Have your lake and swim in it too
Looking around the industry, it is clear that many organizations are focused on providing an enterprise-wide data access strategy, notably through the creation of a “data lake.” The data lake methodology focuses on copying all data from across the enterprise into a single, centralized repository. The data lake is usually hosted on a scalable clustered environment, from which data scientists can then consume data as needed.
On the surface, this approach seems simple, effective and comprehensive. However, there may be requirements which make data lakes less than ideal. For instance, this would be the case when there are changes to the information that the data represents and when those changes happen more often than scheduled extract-translate-load (ETL) operations.

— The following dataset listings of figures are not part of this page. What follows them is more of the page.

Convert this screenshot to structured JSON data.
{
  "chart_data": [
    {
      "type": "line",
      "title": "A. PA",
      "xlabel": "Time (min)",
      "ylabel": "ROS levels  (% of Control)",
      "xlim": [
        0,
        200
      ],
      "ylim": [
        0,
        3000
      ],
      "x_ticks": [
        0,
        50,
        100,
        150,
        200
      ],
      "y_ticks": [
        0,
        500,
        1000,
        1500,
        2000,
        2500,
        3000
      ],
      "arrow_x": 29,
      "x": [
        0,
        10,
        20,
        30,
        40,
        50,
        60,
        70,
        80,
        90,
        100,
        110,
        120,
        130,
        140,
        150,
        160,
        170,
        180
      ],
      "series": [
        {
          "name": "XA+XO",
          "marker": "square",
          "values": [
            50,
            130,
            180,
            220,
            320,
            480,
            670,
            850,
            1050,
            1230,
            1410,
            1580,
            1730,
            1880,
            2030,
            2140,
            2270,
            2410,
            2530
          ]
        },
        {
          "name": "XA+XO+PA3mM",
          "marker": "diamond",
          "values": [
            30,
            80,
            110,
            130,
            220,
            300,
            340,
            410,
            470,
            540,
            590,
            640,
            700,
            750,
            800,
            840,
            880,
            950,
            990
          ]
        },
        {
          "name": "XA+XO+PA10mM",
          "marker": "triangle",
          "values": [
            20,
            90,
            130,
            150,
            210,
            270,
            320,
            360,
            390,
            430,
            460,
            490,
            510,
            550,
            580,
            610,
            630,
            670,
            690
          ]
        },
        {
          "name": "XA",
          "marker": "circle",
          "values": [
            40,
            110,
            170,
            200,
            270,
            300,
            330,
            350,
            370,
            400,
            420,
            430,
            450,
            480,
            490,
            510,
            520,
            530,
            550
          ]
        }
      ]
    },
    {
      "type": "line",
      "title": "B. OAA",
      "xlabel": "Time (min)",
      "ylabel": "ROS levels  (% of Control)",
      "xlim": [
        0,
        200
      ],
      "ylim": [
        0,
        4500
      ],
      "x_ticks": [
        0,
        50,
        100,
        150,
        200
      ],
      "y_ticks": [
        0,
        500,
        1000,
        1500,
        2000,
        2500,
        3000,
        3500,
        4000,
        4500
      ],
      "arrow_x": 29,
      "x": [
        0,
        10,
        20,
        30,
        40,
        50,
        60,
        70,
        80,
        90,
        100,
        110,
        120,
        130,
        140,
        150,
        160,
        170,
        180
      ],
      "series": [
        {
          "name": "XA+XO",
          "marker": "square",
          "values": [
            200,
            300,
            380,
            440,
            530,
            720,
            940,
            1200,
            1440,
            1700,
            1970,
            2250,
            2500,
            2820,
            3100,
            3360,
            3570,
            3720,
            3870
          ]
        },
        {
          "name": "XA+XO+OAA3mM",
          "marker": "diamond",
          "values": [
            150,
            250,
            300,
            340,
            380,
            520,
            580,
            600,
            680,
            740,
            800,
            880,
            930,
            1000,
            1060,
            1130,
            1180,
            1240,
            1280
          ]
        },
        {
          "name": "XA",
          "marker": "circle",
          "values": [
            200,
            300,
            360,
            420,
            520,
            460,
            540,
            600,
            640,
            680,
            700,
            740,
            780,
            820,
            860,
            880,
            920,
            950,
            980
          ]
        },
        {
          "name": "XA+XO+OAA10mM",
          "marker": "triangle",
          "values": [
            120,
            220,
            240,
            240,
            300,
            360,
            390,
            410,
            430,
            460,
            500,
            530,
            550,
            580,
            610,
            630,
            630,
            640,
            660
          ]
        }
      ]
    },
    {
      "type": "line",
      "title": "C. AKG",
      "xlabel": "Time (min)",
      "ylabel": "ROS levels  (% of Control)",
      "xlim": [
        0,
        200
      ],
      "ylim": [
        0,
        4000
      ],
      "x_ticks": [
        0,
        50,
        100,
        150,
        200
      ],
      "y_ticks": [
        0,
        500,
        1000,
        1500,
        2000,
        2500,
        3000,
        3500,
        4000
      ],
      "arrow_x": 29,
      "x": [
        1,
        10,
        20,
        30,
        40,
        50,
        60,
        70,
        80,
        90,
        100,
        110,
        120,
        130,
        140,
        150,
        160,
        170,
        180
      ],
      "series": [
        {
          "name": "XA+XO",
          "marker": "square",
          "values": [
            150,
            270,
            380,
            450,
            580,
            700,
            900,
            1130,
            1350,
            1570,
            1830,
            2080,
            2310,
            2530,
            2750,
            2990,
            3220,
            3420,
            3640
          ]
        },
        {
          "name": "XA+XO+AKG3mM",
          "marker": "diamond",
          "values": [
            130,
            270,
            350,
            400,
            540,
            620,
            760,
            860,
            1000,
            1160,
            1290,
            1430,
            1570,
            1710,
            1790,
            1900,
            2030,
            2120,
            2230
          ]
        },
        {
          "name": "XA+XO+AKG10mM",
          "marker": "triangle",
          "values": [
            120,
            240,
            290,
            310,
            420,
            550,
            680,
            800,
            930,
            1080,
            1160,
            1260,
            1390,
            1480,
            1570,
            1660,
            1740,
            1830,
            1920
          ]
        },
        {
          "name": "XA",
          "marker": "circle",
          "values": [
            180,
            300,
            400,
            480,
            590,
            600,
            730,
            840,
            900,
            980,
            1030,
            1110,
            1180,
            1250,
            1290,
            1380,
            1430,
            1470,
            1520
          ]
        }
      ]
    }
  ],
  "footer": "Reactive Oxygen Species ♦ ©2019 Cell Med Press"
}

The IBM Z brand has long been known for housing critical applications and the associated data. This is typically structured data stored in database systems or as data sets (structured files in the z/OS environment). With the enablement of a number of analytics and machine-learning software on z/OS and Linux on IBM Z, various use cases can be optimized locally on the IBM Z data. Not only that, but if the data on IBM Z is sensitive from a security or auditing perspective, that data can now remain within the IBM Z environment.
What does this enable? The data lake no longer has to be a one-size-fits-all solution, allowing data architects to provide more options for their data science team. Now machine learning use cases that primarily consume IBM Z data can be executed on data that is resident on that system. This means that it is possible that some data may not have to be moved into the data lake!
What are the implications? This will require your data scientists to think differently. They may have to do some of their analytics on another platform and then use the output of that as a feature for their IBM Z machine learning, in the event that more than just the IBM Z data is required to build a model. For example, social media data can be processed in the cloud, and the sentiment from that analysis can then be used to augment the IBM Z data. This has the benefit of keeping your systems’ data in-place, which means that access to it remains within the same auditing system, the physical encryption of that data on disk is not affected, and the permissions to that data continue to be enforced. This can be a huge benefit for data that is under scrutiny from a security perspective.
It is time to rethink the idea that everything needs to flow into a data lake. While there are many good use cases for data copying and aggregation, this is not a one-size-fits-all approach and there are legitimate cases where bringing the processing to the data can provide great benefits for an organization.